Lh Iconic Design Picks Volume 5

Appease your desire for iconic designs with Love Happens’ 5th edition picks. These four exquisite works of art and design radiate timeless allure. Crafted to entice, they will enlighten your love for all things beautiful and luxurious. Enjoy!



FENDI Baguettemania, celebrating 15 Years of the Baguette at Maxfield, LA (Photo by Stefanie Keenan/WireImage)
FENDI Baguettemania, celebrating 15 Years of the Baguette at Maxfield, LA (Photo by Stefanie Keenan/WireImage)

Handbag designs don’t get much more iconic than the classic 1997 Baguette by Fendi. Carrie Bradshaw in Sex and the City once said, “It’s not a bag. It’s a Baguette.”—and viewers of the hit HBO series, along with high fashion lovers around the world, have been agreeing ever since.

The Baguette is known for being ‘the ultimate IT bag’. Designed by Silvia Venturini Fendi, the purse was named for its ‘under the arm’ design, which imitates a baguette of bread when being carried as such. Silvia was determined to design the Baguette the way she deemed fit, even if it went against the dominating minimalistic Italian trend.

The Baguette continues to be the ultimate and empowering accessory through its abundant transformations over the years. Today, the iconic design comes in over 1,000 different colors, patterns, and materials thanks to collaborations by famous designers and celebrities who have put their own twists on the base style.



iconic designs classic photography afghan girl by steve mccurry of sharbat gula with the beautiful green eyes

If there ever was a more iconic image than Leonardo da Vinci’s Mona Lisa, then it just might be ‘the First World’s Third World Mona Lisa’—Steve McCurry’s Afghan Girl. While in Afghanistan in 1984 McCurry captured a photo that would spark international compassion in a war-driven world.

In the photographer’s words, it all began when the “intense, haunted look, [and] penetrating gaze” of a young woman caught his eye upon entering a small girls’ school in Nasir Bagh. Initially, she appeared shy, yet curious. But eventually, she allowed him to photograph what would become the June 1985 cover of National Geographic and arguably the most iconic image of the century.

Unable to share her name due to Afghan customs, she became the Afghan Girl. That is until 2002 when McCurry, after numerous attempts dating back to the 90s, found her again. As he walked to her community, he instantly recognized her iconic green eyes. Finally, we learned her name: Sharbat Gula. And Sharbat discovered her iconic portrait.



iconic designs goddess mirror by koket

Hands, arguably the most telling and delicate part of the human body, encompass the beauty that is the Goddess Mirror created by luxury decor brand KOKET. Renowned for their empowering statement designs and iconic finishes, KOKET’s Goddess makes an instant design statement.

The Hindu Goddess Durga and her ten weapon-wielding arms inspired the alluring mirror design’s radial of 200 brass hands, each meticulously handmade in Portugal. Janet Morais, KOKET’s CEO & founder, reflects on the piece, “The moment I saw [Durga] at the Musée Guimet in Paris I knew she would be a mirror and a symbol of women around the world celebrating all of their diversity.”

A powerful goddess culturally known as a protective mother, Durga promises to aid her devotees against all of the troubles in the world if only they have the bravery to stand up and face them. And so, the Goddess Mirror by KOKET radiates strength and power towards anyone who encounters its one-of-a-kind beauty and brilliance.

If Walls Could Talk


Illustration view of the 'Galerie des Glaces' (Photo by Bertrand Rindoff Petroff/Getty Images)
Illustration view of the ‘Galerie des Glaces’ (Photo by Bertrand Rindoff Petroff/Getty Images)

If the walls of Versailles could talk, they would sound like riveting hums comprising all the whispers from its eventful past.

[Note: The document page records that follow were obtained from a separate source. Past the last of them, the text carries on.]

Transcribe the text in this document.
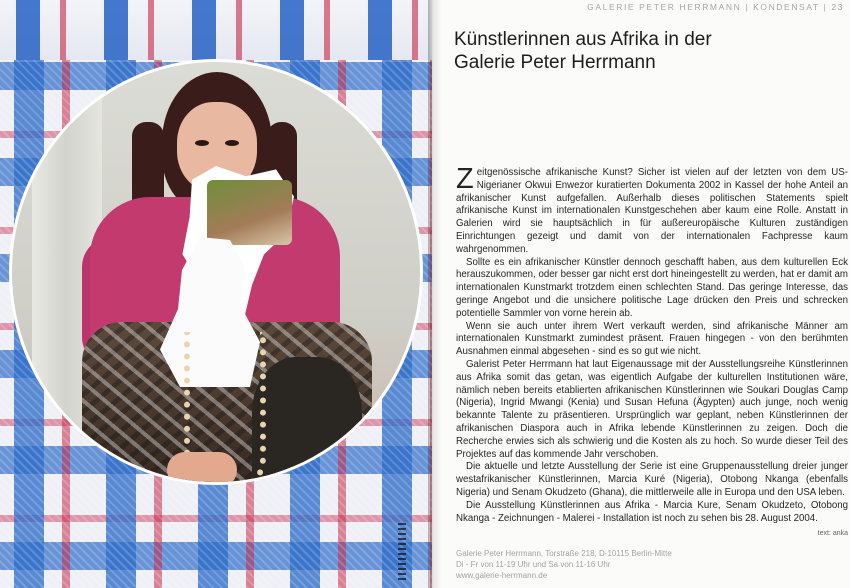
GALERIE PETER HERRMANN | KONDENSAT | 23
Künstlerinnen aus Afrika in der
Galerie Peter Herrmann

Zeitgenössische afrikanische Kunst? Sicher ist vielen auf der letzten von dem US-Nigerianer Okwui Enwezor kuratierten Dokumenta 2002 in Kassel der hohe Anteil an afrikanischer Kunst aufgefallen. Außerhalb dieses politischen Statements spielt afrikanische Kunst im internationalen Kunstgeschehen aber kaum eine Rolle. Anstatt in Galerien wird sie hauptsächlich in für außereuropäische Kulturen zuständigen Einrichtungen gezeigt und damit von der internationalen Fachpresse kaum wahrgenommen.

Sollte es ein afrikanischer Künstler dennoch geschafft haben, aus dem kulturellen Eck herauszukommen, oder besser gar nicht erst dort hineingestellt zu werden, hat er damit am internationalen Kunstmarkt trotzdem einen schlechten Stand. Das geringe Interesse, das geringe Angebot und die unsichere politische Lage drücken den Preis und schrecken potentielle Sammler von vorne herein ab.

Wenn sie auch unter ihrem Wert verkauft werden, sind afrikanische Männer am internationalen Kunstmarkt zumindest präsent. Frauen hingegen - von den berühmten Ausnahmen einmal abgesehen - sind es so gut wie nicht.

Galerist Peter Herrmann hat laut Eigenaussage mit der Ausstellungsreihe Künstlerinnen aus Afrika somit das getan, was eigentlich Aufgabe der kulturellen Institutionen wäre, nämlich neben bereits etablierten afrikanischen Künstlerinnen wie Soukari Douglas Camp (Nigeria), Ingrid Mwangi (Kenia) und Susan Hefuna (Ägypten) auch junge, noch wenig bekannte Talente zu präsentieren. Ursprünglich war geplant, neben Künstlerinnen der afrikanischen Diaspora auch in Afrika lebende Künstlerinnen zu zeigen. Doch die Recherche erwies sich als schwierig und die Kosten als zu hoch. So wurde dieser Teil des Projektes auf das kommende Jahr verschoben.

Die aktuelle und letzte Ausstellung der Serie ist eine Gruppenausstellung dreier junger westafrikanischer Künstlerinnen, Marcia Kuré (Nigeria), Otobong Nkanga (ebenfalls Nigeria) und Senam Okudzeto (Ghana), die mittlerweile alle in Europa und den USA leben.

Die Ausstellung Künstlerinnen aus Afrika - Marcia Kure, Senam Okudzeto, Otobong Nkanga - Zeichnungen - Malerei - Installation ist noch zu sehen bis 28. August 2004.
text: anka

Galerie Peter Herrmann, Torstraße 218, D-10115 Berlin-Mitte
Di - Fr von 11-19 Uhr und Sa von 11-16 Uhr
www.galerie-herrmann.de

The story of Versailles begins in 1623 when Louis XIII built what was then a hunting lodge. Over the next 100 years, the château would evolve to become one of the finest achievements of 17th-century French art.

Intricate contributions include the famous Hall of Mirrors. A magical space deriving its beauty from the allegorical details representing France’s political, economic, and artistic success. Moreover, if one gazes through the Hall’s central window, one finds another iconic element: the Gardens of Versailles. It took thousands of men to bring to life André Le Nôtre’s elaborate geometric design. And in order to preserve its iconic style, every 100 years the garden is replanted.

Today, Versailles is also home to the luxury hotel Le Grand Contrôle. Originally built by French icon Jules Hardouin-Mansart in 1681, the location offers guests the royal experience of the iconic Palace of Versailles.